PS 124 is placed in New York’s Chinatown, meaning that the real story is watching these kids wrestle not just with the necessities of the performance, but also with the pressures of their (sometimes highly restrictive) Chinese backgrounds. And as both a parent and drama teacher, it’s heartbreaking to hear some of the negative comments that come from parents – either subtle, insinuating that real jobs are more important, or more direct. “Don’t you want to be a man?” made me want to punch something.

It’s a good thing that the students who form the main bulk of the screentime seem incredibly well-balanced. Even with some of their over-energetic quirks, there’s a maturity and humanity present in them that makes you realise you could use more yourself.
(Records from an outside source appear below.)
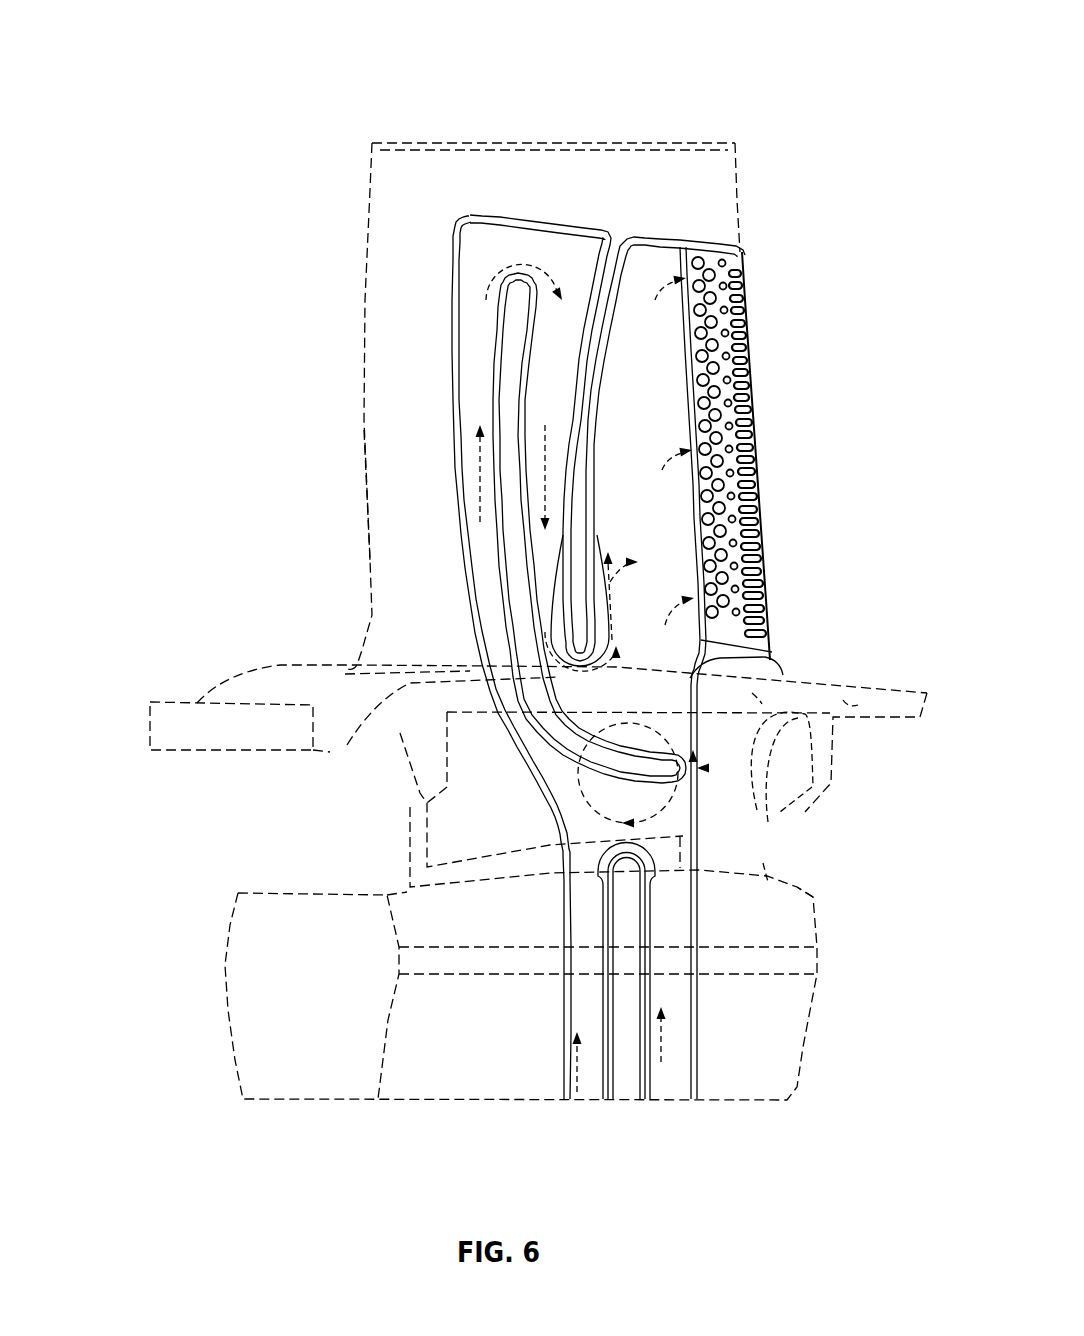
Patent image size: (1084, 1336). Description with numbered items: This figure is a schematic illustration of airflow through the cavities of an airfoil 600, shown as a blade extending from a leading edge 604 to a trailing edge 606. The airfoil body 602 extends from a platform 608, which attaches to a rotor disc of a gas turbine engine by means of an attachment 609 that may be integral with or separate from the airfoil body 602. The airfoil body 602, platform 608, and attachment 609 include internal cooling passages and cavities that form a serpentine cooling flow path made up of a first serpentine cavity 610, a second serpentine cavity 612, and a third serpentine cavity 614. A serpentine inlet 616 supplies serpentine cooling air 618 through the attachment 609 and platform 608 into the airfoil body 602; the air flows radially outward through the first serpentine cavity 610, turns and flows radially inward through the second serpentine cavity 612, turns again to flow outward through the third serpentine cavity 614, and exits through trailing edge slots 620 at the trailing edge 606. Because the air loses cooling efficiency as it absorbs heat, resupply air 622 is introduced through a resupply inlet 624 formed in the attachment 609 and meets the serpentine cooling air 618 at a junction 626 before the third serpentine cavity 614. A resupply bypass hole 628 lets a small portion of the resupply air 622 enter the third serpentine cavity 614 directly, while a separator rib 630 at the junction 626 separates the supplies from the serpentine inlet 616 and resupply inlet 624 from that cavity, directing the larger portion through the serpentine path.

The airfoil 600 is at (402, 44).
The airfoil body 602 is at (384, 228).
The leading edge 604 is at (367, 480).
The trailing edge 606 is at (740, 205).
The platform 608 is at (160, 728).
The attachment 609 is at (243, 1007).
The first serpentine cavity 610 is at (498, 325).
The second serpentine cavity 612 is at (579, 355).
The third serpentine cavity 614 is at (672, 377).
The serpentine inlet 616 is at (579, 1125).
The serpentine cooling air 618 is at (575, 1070).
The trailing edge slots 620 is at (762, 540).
The resupply air 622 is at (663, 1062).
The resupply inlet 624 is at (655, 1116).
The junction 626 is at (575, 762).
The resupply bypass hole 628 is at (700, 768).
The separator rib 630 is at (560, 812).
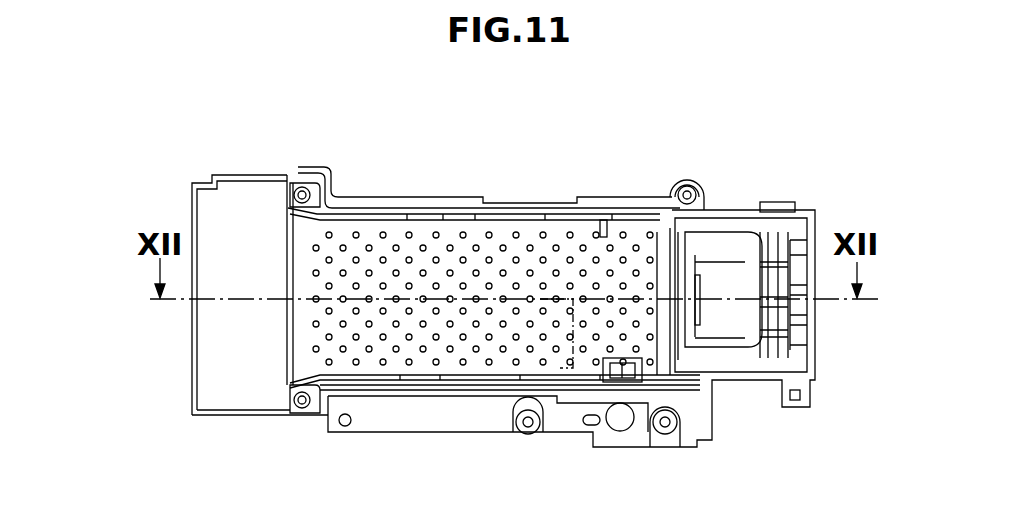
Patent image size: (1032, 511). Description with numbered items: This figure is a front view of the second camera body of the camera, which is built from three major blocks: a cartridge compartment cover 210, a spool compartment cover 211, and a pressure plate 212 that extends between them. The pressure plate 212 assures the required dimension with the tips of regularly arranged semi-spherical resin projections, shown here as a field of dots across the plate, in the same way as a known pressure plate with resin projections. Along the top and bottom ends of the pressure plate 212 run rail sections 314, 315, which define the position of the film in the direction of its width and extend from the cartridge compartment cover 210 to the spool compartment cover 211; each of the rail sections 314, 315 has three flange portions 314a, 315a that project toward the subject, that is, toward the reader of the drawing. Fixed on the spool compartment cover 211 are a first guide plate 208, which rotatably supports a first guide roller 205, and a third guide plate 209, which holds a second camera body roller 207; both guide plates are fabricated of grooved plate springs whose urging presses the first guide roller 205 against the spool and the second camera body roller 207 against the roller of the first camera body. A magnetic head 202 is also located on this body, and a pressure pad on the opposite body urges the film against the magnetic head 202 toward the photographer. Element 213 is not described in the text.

The cartridge compartment cover 210 is at (296, 114).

There’s more than one occasion where you wish you could drag them away from all the doubt and negativity around them.

However, ‘Curtain Up!‘ doesn’t spend too much of its short runtime focusing only on these parts. Mostly, it’s a glorious celebration, both of the kids themselves, but also of the teachers who show what happens when passion flows. Honestly, as someone who believes arts training should be a mandatory part of school education, it was wonderful to see such dedication.

As the final performance rolls around – with once-critical parents now reaching for their tissues – it all ends on a high, leaving you in the same state. It’s clear that these kids have been changed forever; even if they never set foot on stage again, this experience has given them so many vital skills as they venture into their new schools.

And now, it would be fantastic if the very existence of ‘Curtain Up!‘ prompted more schools to incorporate theatre into their programs. There’s never been a more important time to embolden identities through performance, and there’s plenty more young lives to change.